L’aîné et le cadet à la fois

Un scooter/moto ou une moto/scooter, le Scarabeo 500 est l’aîné d’une famille de scooters (Scarabeo 50, 100, 125, 200) dont il reprend la forme générale. Son comportement, son moteur, ses capacités le rapprochent sans complexe des motos, dont il serait logiquement le cadet, quoique sur certains aspects il montre qu’il n’est pas le dernier…

Premier abord

La finition est superbe, pensée pour être belle et pratique à la fois. Différentes couleurs métallisées sont alternées pour le principal de la carrosserie, des plastiques légèrement texturés sont choisis pour les parties susceptibles d’être rayées (protège-mains, poutre centrale et garde-boue arrière). Le sigle distinctif de la gamme Scarabeo (un petit scarabée) est placé sur le haut du carénage avant, un peu comme un bouchon de radiateur, il surplombe la grande optique ronde au verre transparent, le verre des clignotants est aussi transparent et clair, la couleur jaune est donnée par l’ampoule, à l’arrière, un troisième feu stop, à diodes, est placé sur le coffre. Le tout forme un ensemble cohérent qui mêle des détails très actuels à quelques touches « rétro ». La carrosserie un peu volumineuse allonge le scooter à l’arrière et lui donne une vraie largeur à l’avant. La volonté semble bien être de rapprocher cet engin des motos GT, quitte à l’alourdir un peu visuellement. Au rayon des accessoires, une liste assez complète permettra d’achever le travail en ajoutant des valises latérales entre autres.

Equipement

De nombreux détails témoignent de l'effort réalisé sur le design, par exemple : le vide poche, la présence d’un allume-cigare (aussi pour recharger un gsm), le déflecteur semi-souple à hauteur des jambes, les repose-pieds passager qui se replient dans la carosserie, l’ordinateur de bord (kilométrage total, double trip, chronomètre, consomation moyenne, prochain entretien, température extérieure avec avertissement en dessous de 3°C, vitesse moyenne, vitesse maxi), le capteur de chute qui bloque la pompe à essence quand l’engin est au sol, l’anti-démarrage électronique.

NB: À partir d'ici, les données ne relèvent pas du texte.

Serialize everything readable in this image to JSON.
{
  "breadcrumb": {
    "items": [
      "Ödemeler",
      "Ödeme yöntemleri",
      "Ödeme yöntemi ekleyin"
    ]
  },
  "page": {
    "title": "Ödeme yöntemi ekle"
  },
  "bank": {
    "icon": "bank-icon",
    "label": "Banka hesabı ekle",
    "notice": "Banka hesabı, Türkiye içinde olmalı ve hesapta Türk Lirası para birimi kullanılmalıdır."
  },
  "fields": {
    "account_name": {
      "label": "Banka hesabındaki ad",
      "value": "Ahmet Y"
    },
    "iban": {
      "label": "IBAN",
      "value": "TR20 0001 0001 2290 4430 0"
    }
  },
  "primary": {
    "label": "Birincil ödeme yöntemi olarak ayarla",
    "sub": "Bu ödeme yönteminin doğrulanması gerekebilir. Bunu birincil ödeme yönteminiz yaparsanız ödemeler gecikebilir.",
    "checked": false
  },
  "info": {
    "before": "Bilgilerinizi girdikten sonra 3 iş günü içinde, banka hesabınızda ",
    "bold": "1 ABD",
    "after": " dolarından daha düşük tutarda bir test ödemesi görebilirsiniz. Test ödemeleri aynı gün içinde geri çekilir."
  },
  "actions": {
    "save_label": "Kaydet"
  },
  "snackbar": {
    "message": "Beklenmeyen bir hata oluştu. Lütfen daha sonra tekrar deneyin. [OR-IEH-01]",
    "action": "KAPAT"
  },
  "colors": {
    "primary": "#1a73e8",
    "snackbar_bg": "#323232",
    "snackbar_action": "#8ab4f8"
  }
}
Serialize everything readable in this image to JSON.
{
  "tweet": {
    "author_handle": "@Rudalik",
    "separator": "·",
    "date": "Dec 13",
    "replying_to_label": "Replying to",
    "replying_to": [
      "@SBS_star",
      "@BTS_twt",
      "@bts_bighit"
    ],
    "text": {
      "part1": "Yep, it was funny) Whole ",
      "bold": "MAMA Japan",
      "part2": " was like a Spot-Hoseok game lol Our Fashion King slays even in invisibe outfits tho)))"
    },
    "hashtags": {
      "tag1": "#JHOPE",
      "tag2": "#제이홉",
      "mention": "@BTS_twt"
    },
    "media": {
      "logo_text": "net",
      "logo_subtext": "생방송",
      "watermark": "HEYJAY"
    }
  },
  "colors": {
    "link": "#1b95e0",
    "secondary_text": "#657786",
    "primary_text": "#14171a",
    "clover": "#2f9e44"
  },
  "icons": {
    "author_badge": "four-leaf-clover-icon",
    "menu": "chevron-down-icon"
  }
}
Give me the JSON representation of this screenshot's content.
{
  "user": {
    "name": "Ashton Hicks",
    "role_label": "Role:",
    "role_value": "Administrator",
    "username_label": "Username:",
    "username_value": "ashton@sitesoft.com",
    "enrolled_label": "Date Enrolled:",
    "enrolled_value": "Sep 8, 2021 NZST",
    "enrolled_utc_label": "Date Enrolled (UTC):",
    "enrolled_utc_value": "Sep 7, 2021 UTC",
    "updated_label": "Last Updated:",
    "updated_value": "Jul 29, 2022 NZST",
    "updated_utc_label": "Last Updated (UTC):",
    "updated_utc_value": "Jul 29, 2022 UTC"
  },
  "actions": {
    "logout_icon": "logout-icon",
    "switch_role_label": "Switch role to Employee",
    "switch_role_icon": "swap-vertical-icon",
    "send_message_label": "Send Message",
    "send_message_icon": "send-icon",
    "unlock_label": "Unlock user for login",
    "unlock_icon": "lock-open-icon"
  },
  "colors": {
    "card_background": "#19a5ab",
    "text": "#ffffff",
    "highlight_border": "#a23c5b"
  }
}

Ou encore le barillet de contact qui sert à tout faire : à mettre l’engin sous tension, à ouvrir le coffre à casque, à libérer la selle pour accéder au réservoir d’essence et, enfin, à verrouiller le blocage du guidon. Le tableau de bord est bien lisible, il comprend entre autres une jauge d’essence, un compte tours, un témoin de béquille, une jauge de température et trois écrans digitaux affichant l’heure, le kilométrage total et les fonctions de l’ordinateur de bord. Avec en primeune béquille latérale et une béquille centrale, difficile de faire plus complet...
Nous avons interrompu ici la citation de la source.